I have a text file (mcafee agent install script named install.sh) that contains many lines, including the following lines that I am interested in:
THIS_MAJOR=5
THIS_MINOR=0
THIS_PATCH=6
THIS_BUILD=491
I want to use awk to print the numbers from column 2 on each line as a dot separated version string on one line so that the output looks like this:
5.0.6.491
I am using the following awk command to match on the lines containing the version numbers in column 2, and to print the value and append the dot character with printf:
awk -F "=" '/^THIS_/ && /MAJOR|MINOR|PATCH|BUILD/ && !/AGENT/ {printf("%s.", $2)}' /tmp/install.sh
Which prints out:
5.0.6.491.
I'm trying to avoid printing the last '.' character
Here's what I've tried so far
Using gsub to replace the '.' character.
Not ideal, because I should be able to tell awk to just not print the '.' if it's operating on the last line.
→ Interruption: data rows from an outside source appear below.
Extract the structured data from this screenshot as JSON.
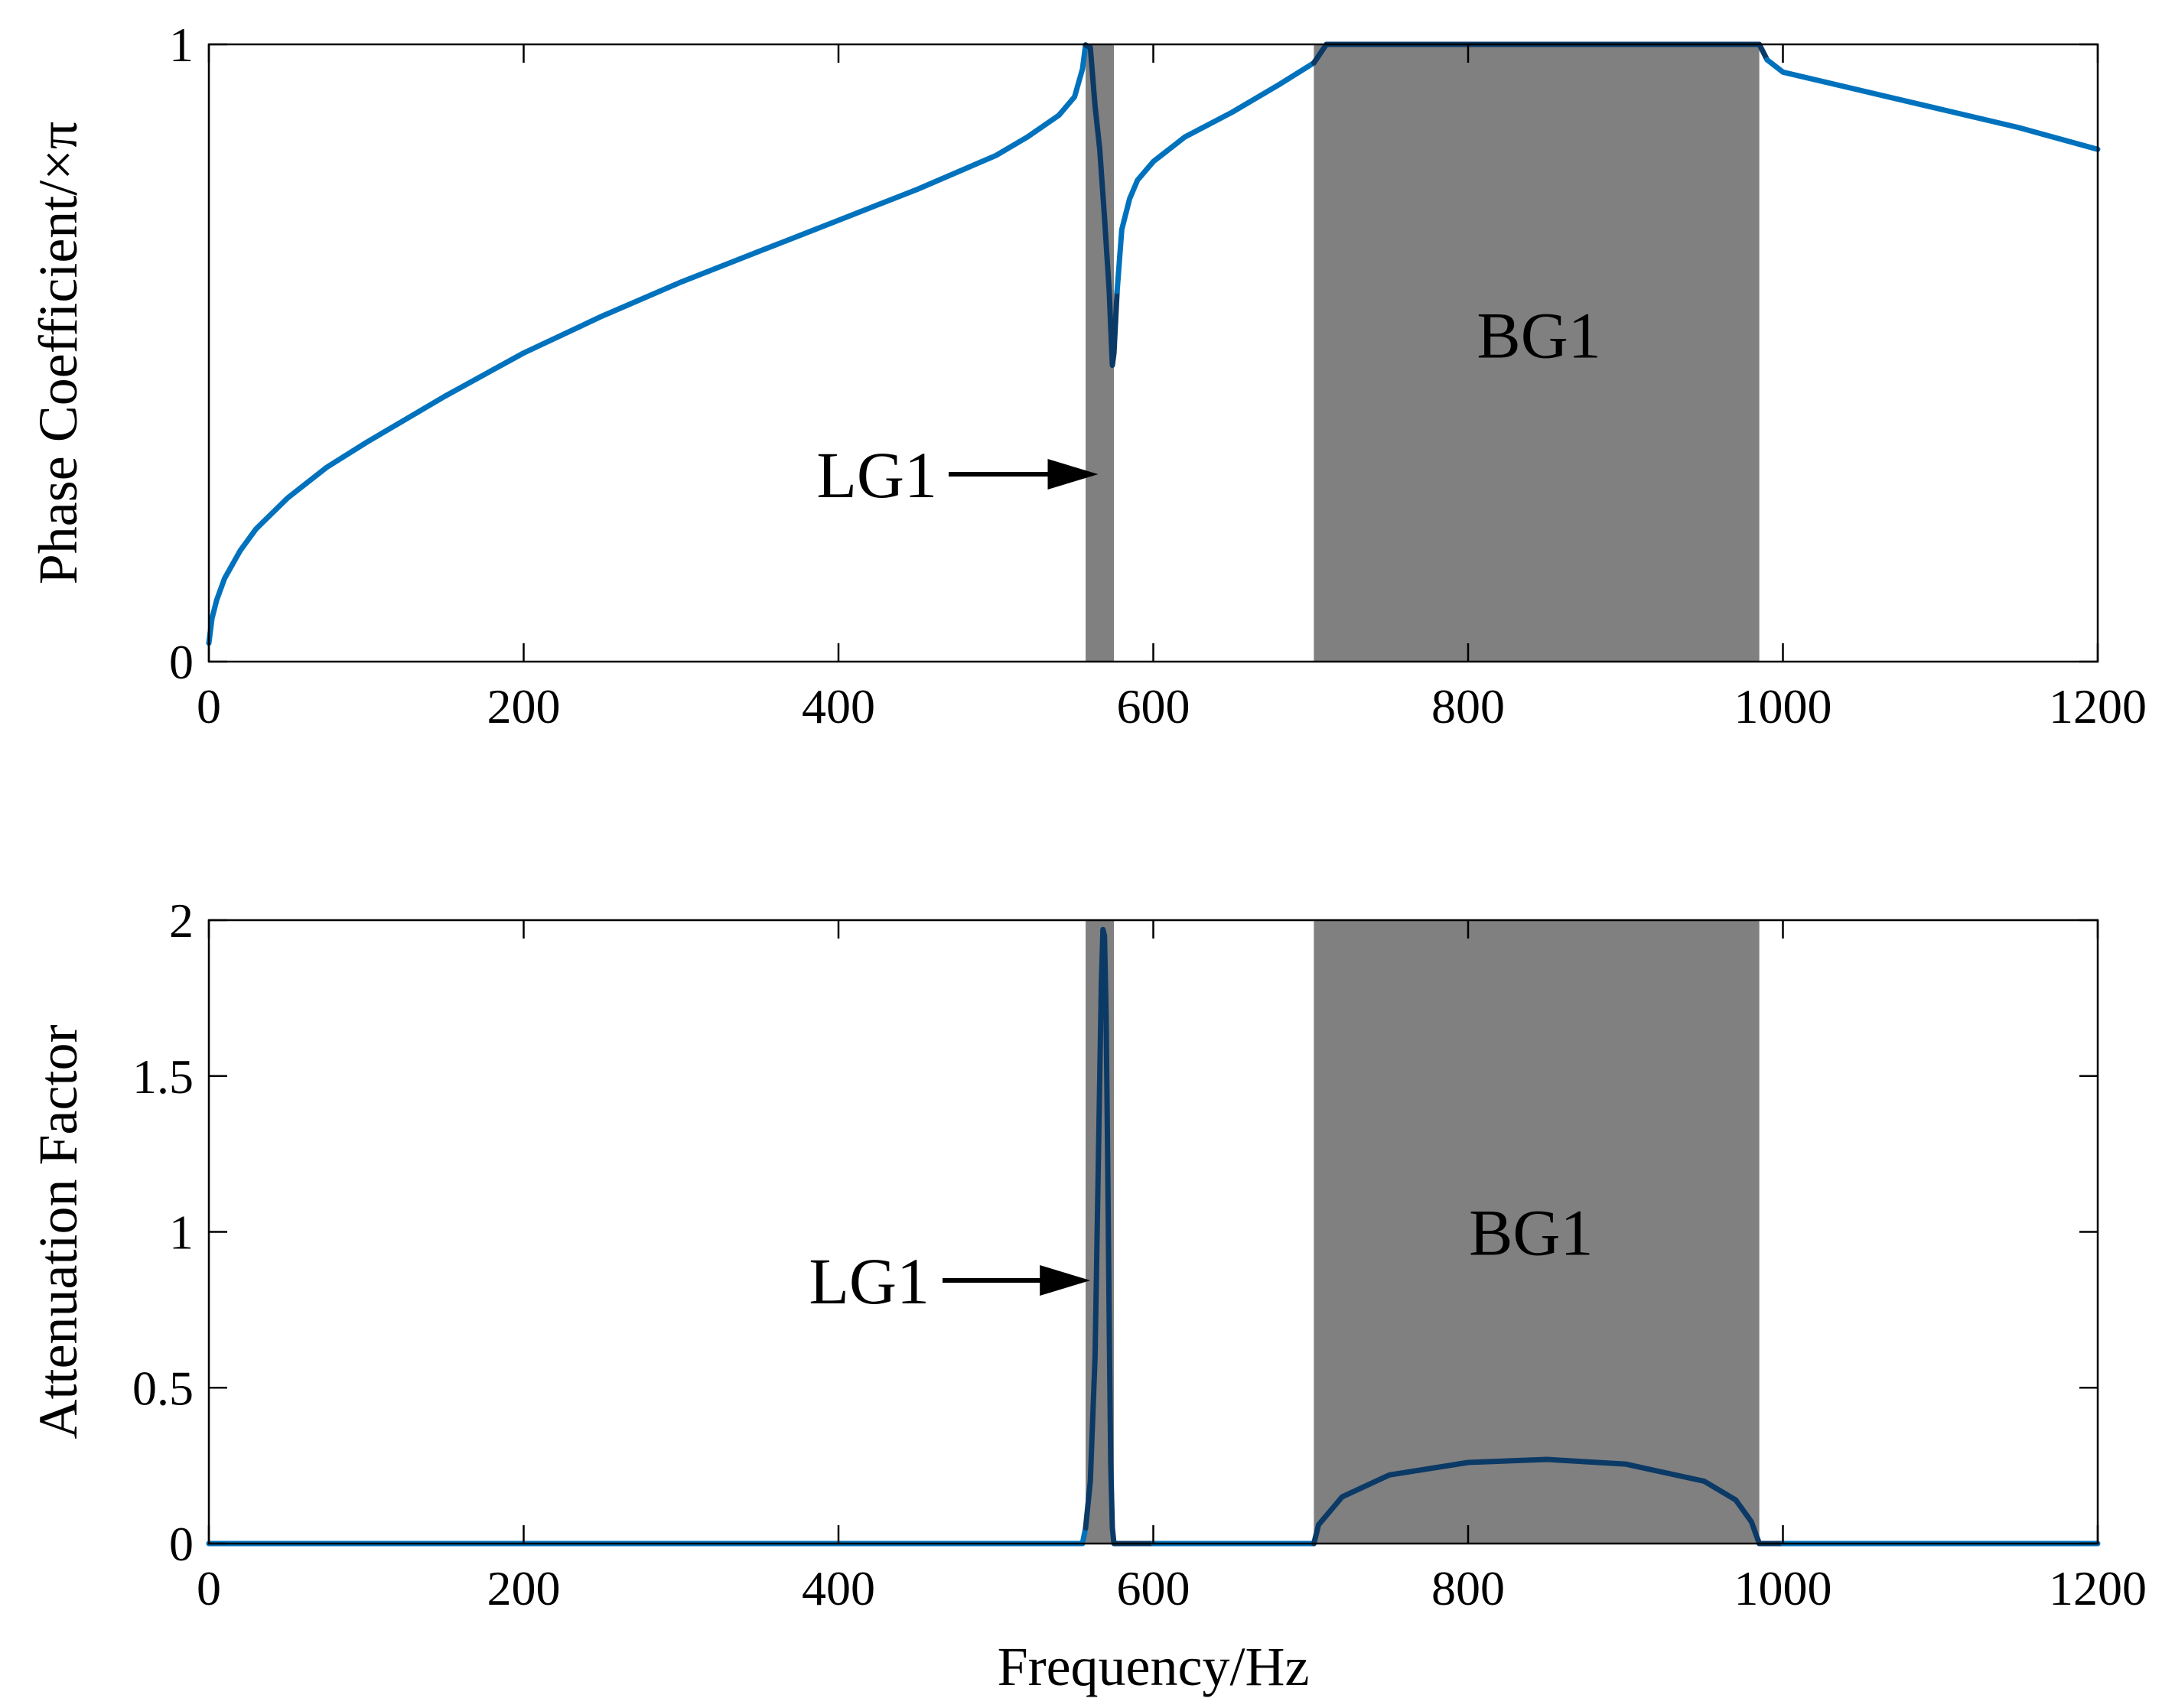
{
  "colors": {
    "curve_pass": "#0072BD",
    "curve_gap": "#0B3A66",
    "gap_shade": "#808080",
    "axis": "#000000",
    "background": "#FFFFFF"
  },
  "chart_data": [
    {
      "type": "line",
      "ylabel": "Phase Coefficient/×π",
      "xlabel": "",
      "xlim": [
        0,
        1200
      ],
      "ylim": [
        0,
        1
      ],
      "xticks": [
        0,
        200,
        400,
        600,
        800,
        1000,
        1200
      ],
      "yticks": [
        0,
        1
      ],
      "grid": false,
      "shaded_bands": [
        {
          "label": "LG1",
          "x_range": [
            557,
            575
          ]
        },
        {
          "label": "BG1",
          "x_range": [
            702,
            985
          ]
        }
      ],
      "annotations": [
        {
          "text": "LG1",
          "type": "arrow",
          "target": [
            565,
            0.31
          ]
        },
        {
          "text": "BG1",
          "type": "text",
          "at": [
            845,
            0.53
          ]
        }
      ],
      "series": [
        {
          "x": [
            0,
            2,
            5,
            10,
            20,
            30,
            50,
            75,
            100,
            150,
            200,
            250,
            300,
            350,
            400,
            450,
            500,
            520,
            540,
            550,
            555,
            557,
            560,
            563,
            566,
            569,
            572,
            573,
            574,
            575,
            577,
            580,
            585,
            590,
            600,
            620,
            650,
            680,
            702,
            710,
            750,
            800,
            850,
            900,
            950,
            985,
            990,
            1000,
            1050,
            1100,
            1150,
            1200
          ],
          "y": [
            0.03,
            0.07,
            0.1,
            0.135,
            0.18,
            0.215,
            0.265,
            0.315,
            0.355,
            0.43,
            0.5,
            0.56,
            0.615,
            0.665,
            0.715,
            0.765,
            0.82,
            0.85,
            0.885,
            0.915,
            0.96,
            0.999,
            0.995,
            0.9,
            0.83,
            0.72,
            0.6,
            0.54,
            0.48,
            0.5,
            0.6,
            0.7,
            0.75,
            0.78,
            0.81,
            0.85,
            0.89,
            0.935,
            0.97,
            1.0,
            1.0,
            1.0,
            1.0,
            1.0,
            1.0,
            1.0,
            0.975,
            0.955,
            0.925,
            0.895,
            0.865,
            0.83
          ]
        }
      ]
    },
    {
      "type": "line",
      "ylabel": "Attenuation Factor",
      "xlabel": "Frequency/Hz",
      "xlim": [
        0,
        1200
      ],
      "ylim": [
        0,
        2
      ],
      "xticks": [
        0,
        200,
        400,
        600,
        800,
        1000,
        1200
      ],
      "yticks": [
        0,
        0.5,
        1,
        1.5,
        2
      ],
      "ytick_labels": [
        "0",
        "0.5",
        "1",
        "1.5",
        "2"
      ],
      "grid": false,
      "shaded_bands": [
        {
          "label": "LG1",
          "x_range": [
            557,
            575
          ]
        },
        {
          "label": "BG1",
          "x_range": [
            702,
            985
          ]
        }
      ],
      "annotations": [
        {
          "text": "LG1",
          "type": "arrow",
          "target": [
            560,
            0.84
          ]
        },
        {
          "text": "BG1",
          "type": "text",
          "at": [
            840,
            1.0
          ]
        }
      ],
      "series": [
        {
          "x": [
            0,
            100,
            200,
            300,
            400,
            500,
            555,
            557,
            560,
            563,
            565,
            567,
            568,
            569,
            570,
            571,
            572,
            573,
            574,
            575,
            600,
            650,
            702,
            705,
            720,
            750,
            800,
            850,
            900,
            950,
            970,
            980,
            985,
            1000,
            1100,
            1200
          ],
          "y": [
            0,
            0,
            0,
            0,
            0,
            0,
            0,
            0.05,
            0.2,
            0.6,
            1.2,
            1.8,
            1.97,
            1.95,
            1.7,
            1.25,
            0.7,
            0.25,
            0.05,
            0,
            0,
            0,
            0,
            0.06,
            0.15,
            0.22,
            0.26,
            0.27,
            0.255,
            0.2,
            0.14,
            0.07,
            0,
            0,
            0,
            0
          ]
        }
      ]
    }
  ]
}
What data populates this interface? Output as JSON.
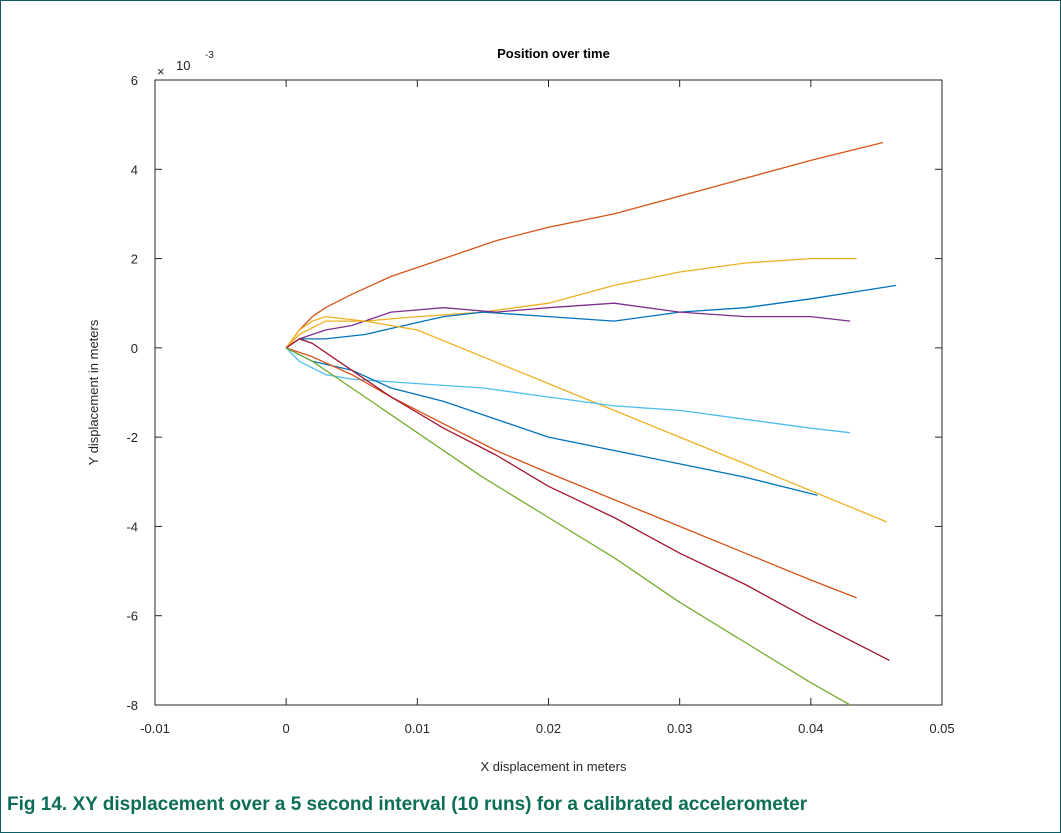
{
  "caption": "Fig 14.   XY displacement over a 5 second interval (10 runs) for a calibrated accelerometer",
  "chart_data": {
    "type": "line",
    "title": "Position over time",
    "xlabel": "X displacement in meters",
    "ylabel": "Y displacement in meters",
    "xlim": [
      -0.01,
      0.05
    ],
    "ylim": [
      -0.008,
      0.006
    ],
    "xticks": [
      -0.01,
      0,
      0.01,
      0.02,
      0.03,
      0.04,
      0.05
    ],
    "xtick_labels": [
      "-0.01",
      "0",
      "0.01",
      "0.02",
      "0.03",
      "0.04",
      "0.05"
    ],
    "yticks": [
      -8,
      -6,
      -4,
      -2,
      0,
      2,
      4,
      6
    ],
    "ytick_labels": [
      "-8",
      "-6",
      "-4",
      "-2",
      "0",
      "2",
      "4",
      "6"
    ],
    "y_exponent_base": "10",
    "y_exponent": "-3",
    "grid": false,
    "series": [
      {
        "color": "#D95319",
        "points": [
          [
            0,
            0
          ],
          [
            0.001,
            0.0004
          ],
          [
            0.002,
            0.0007
          ],
          [
            0.003,
            0.0009
          ],
          [
            0.005,
            0.0012
          ],
          [
            0.008,
            0.0016
          ],
          [
            0.012,
            0.002
          ],
          [
            0.016,
            0.0024
          ],
          [
            0.02,
            0.0027
          ],
          [
            0.025,
            0.003
          ],
          [
            0.03,
            0.0034
          ],
          [
            0.035,
            0.0038
          ],
          [
            0.04,
            0.0042
          ],
          [
            0.0455,
            0.0046
          ]
        ]
      },
      {
        "color": "#EDB120",
        "points": [
          [
            0,
            0
          ],
          [
            0.001,
            0.0004
          ],
          [
            0.002,
            0.0006
          ],
          [
            0.003,
            0.0007
          ],
          [
            0.006,
            0.0006
          ],
          [
            0.01,
            0.0007
          ],
          [
            0.015,
            0.0008
          ],
          [
            0.02,
            0.001
          ],
          [
            0.025,
            0.0014
          ],
          [
            0.03,
            0.0017
          ],
          [
            0.035,
            0.0019
          ],
          [
            0.04,
            0.002
          ],
          [
            0.0435,
            0.002
          ]
        ]
      },
      {
        "color": "#0072BD",
        "points": [
          [
            0,
            0
          ],
          [
            0.001,
            0.0002
          ],
          [
            0.003,
            0.0002
          ],
          [
            0.006,
            0.0003
          ],
          [
            0.009,
            0.0005
          ],
          [
            0.012,
            0.0007
          ],
          [
            0.015,
            0.0008
          ],
          [
            0.02,
            0.0007
          ],
          [
            0.025,
            0.0006
          ],
          [
            0.03,
            0.0008
          ],
          [
            0.035,
            0.0009
          ],
          [
            0.04,
            0.0011
          ],
          [
            0.0465,
            0.0014
          ]
        ]
      },
      {
        "color": "#7E2F8E",
        "points": [
          [
            0,
            0
          ],
          [
            0.001,
            0.0002
          ],
          [
            0.003,
            0.0004
          ],
          [
            0.005,
            0.0005
          ],
          [
            0.008,
            0.0008
          ],
          [
            0.012,
            0.0009
          ],
          [
            0.016,
            0.0008
          ],
          [
            0.02,
            0.0009
          ],
          [
            0.025,
            0.001
          ],
          [
            0.03,
            0.0008
          ],
          [
            0.035,
            0.0007
          ],
          [
            0.04,
            0.0007
          ],
          [
            0.043,
            0.0006
          ]
        ]
      },
      {
        "color": "#EDB120",
        "points": [
          [
            0,
            0
          ],
          [
            0.001,
            0.0003
          ],
          [
            0.003,
            0.0006
          ],
          [
            0.006,
            0.0006
          ],
          [
            0.01,
            0.0004
          ],
          [
            0.015,
            -0.0002
          ],
          [
            0.02,
            -0.0008
          ],
          [
            0.025,
            -0.0014
          ],
          [
            0.03,
            -0.002
          ],
          [
            0.035,
            -0.0026
          ],
          [
            0.04,
            -0.0032
          ],
          [
            0.0458,
            -0.0039
          ]
        ]
      },
      {
        "color": "#4DBEEE",
        "points": [
          [
            0,
            0
          ],
          [
            0.001,
            -0.0003
          ],
          [
            0.003,
            -0.0006
          ],
          [
            0.005,
            -0.0007
          ],
          [
            0.01,
            -0.0008
          ],
          [
            0.015,
            -0.0009
          ],
          [
            0.02,
            -0.0011
          ],
          [
            0.025,
            -0.0013
          ],
          [
            0.03,
            -0.0014
          ],
          [
            0.035,
            -0.0016
          ],
          [
            0.04,
            -0.0018
          ],
          [
            0.043,
            -0.0019
          ]
        ]
      },
      {
        "color": "#0072BD",
        "points": [
          [
            0,
            0
          ],
          [
            0.002,
            -0.0003
          ],
          [
            0.005,
            -0.0005
          ],
          [
            0.008,
            -0.0009
          ],
          [
            0.012,
            -0.0012
          ],
          [
            0.016,
            -0.0016
          ],
          [
            0.02,
            -0.002
          ],
          [
            0.025,
            -0.0023
          ],
          [
            0.03,
            -0.0026
          ],
          [
            0.035,
            -0.0029
          ],
          [
            0.0405,
            -0.0033
          ]
        ]
      },
      {
        "color": "#D95319",
        "points": [
          [
            0,
            0
          ],
          [
            0.002,
            -0.0002
          ],
          [
            0.005,
            -0.0006
          ],
          [
            0.008,
            -0.0011
          ],
          [
            0.012,
            -0.0017
          ],
          [
            0.016,
            -0.0023
          ],
          [
            0.02,
            -0.0028
          ],
          [
            0.025,
            -0.0034
          ],
          [
            0.03,
            -0.004
          ],
          [
            0.035,
            -0.0046
          ],
          [
            0.04,
            -0.0052
          ],
          [
            0.0435,
            -0.0056
          ]
        ]
      },
      {
        "color": "#A2142F",
        "points": [
          [
            0,
            0
          ],
          [
            0.001,
            0.0002
          ],
          [
            0.002,
            0.0001
          ],
          [
            0.004,
            -0.0003
          ],
          [
            0.008,
            -0.0011
          ],
          [
            0.012,
            -0.0018
          ],
          [
            0.016,
            -0.0024
          ],
          [
            0.02,
            -0.0031
          ],
          [
            0.025,
            -0.0038
          ],
          [
            0.03,
            -0.0046
          ],
          [
            0.035,
            -0.0053
          ],
          [
            0.04,
            -0.0061
          ],
          [
            0.046,
            -0.007
          ]
        ]
      },
      {
        "color": "#77AC30",
        "points": [
          [
            0,
            0
          ],
          [
            0.002,
            -0.0003
          ],
          [
            0.004,
            -0.0007
          ],
          [
            0.007,
            -0.0013
          ],
          [
            0.01,
            -0.0019
          ],
          [
            0.015,
            -0.0029
          ],
          [
            0.02,
            -0.0038
          ],
          [
            0.025,
            -0.0047
          ],
          [
            0.03,
            -0.0057
          ],
          [
            0.035,
            -0.0066
          ],
          [
            0.04,
            -0.0075
          ],
          [
            0.043,
            -0.008
          ]
        ]
      }
    ]
  }
}
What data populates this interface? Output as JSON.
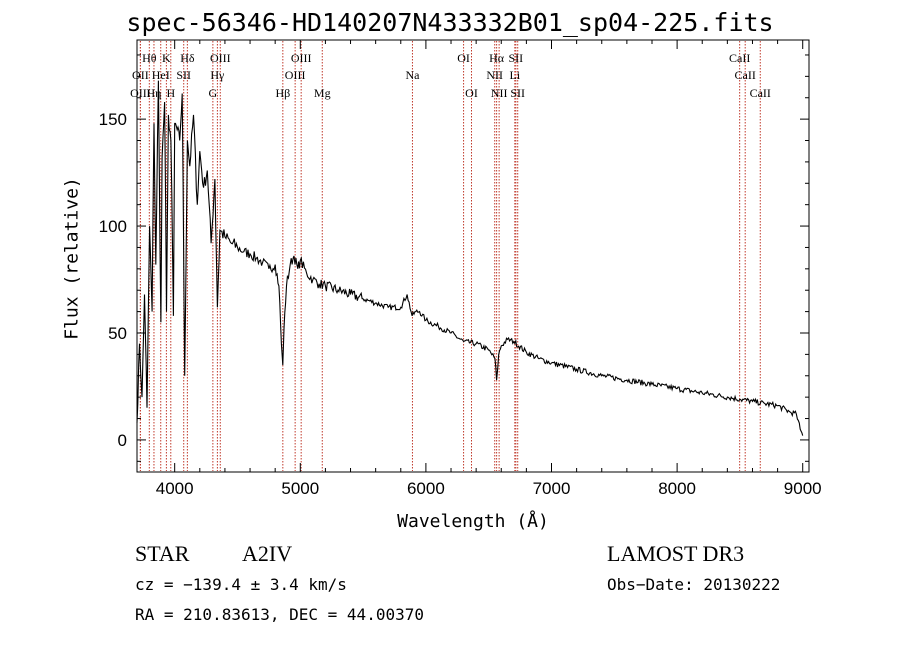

awk -F "=" '/^THIS_/ && /MAJOR|MINOR|PATCH|BUILD/ && !/AGENT/ {printf("%s.", $2)} END{gsub(".","",$2)}' /tmp/install.sh
Attempt to use END and not print the last "." :
awk -F "=" '/^THIS_/ && /MAJOR|MINOR|PATCH|BUILD/ && !/AGENT/ {printf("%s.", $2)} END{printf("$s", $2)}' /tmp/install.sh
Which no longer matches correctly on the lines that contain the version numbers.
Attempt to determine number of lines, and while not processing the last line, print the dot character, and on the last line, print without the dot character.
awk -v nlines=$(wc -l < $a) -F "=" '/^THIS_/ && /MAJOR|MINOR|PATCH|BUILD/ && !/AGENT/ {printf("%s.", $2)} NR != nlines { printf("%s", $2)}' $a >> /tmp/install.sh
Which returns:
-bash: $a: ambiguous redirect
How can I get awk to not print the '.' character for the number from the last line?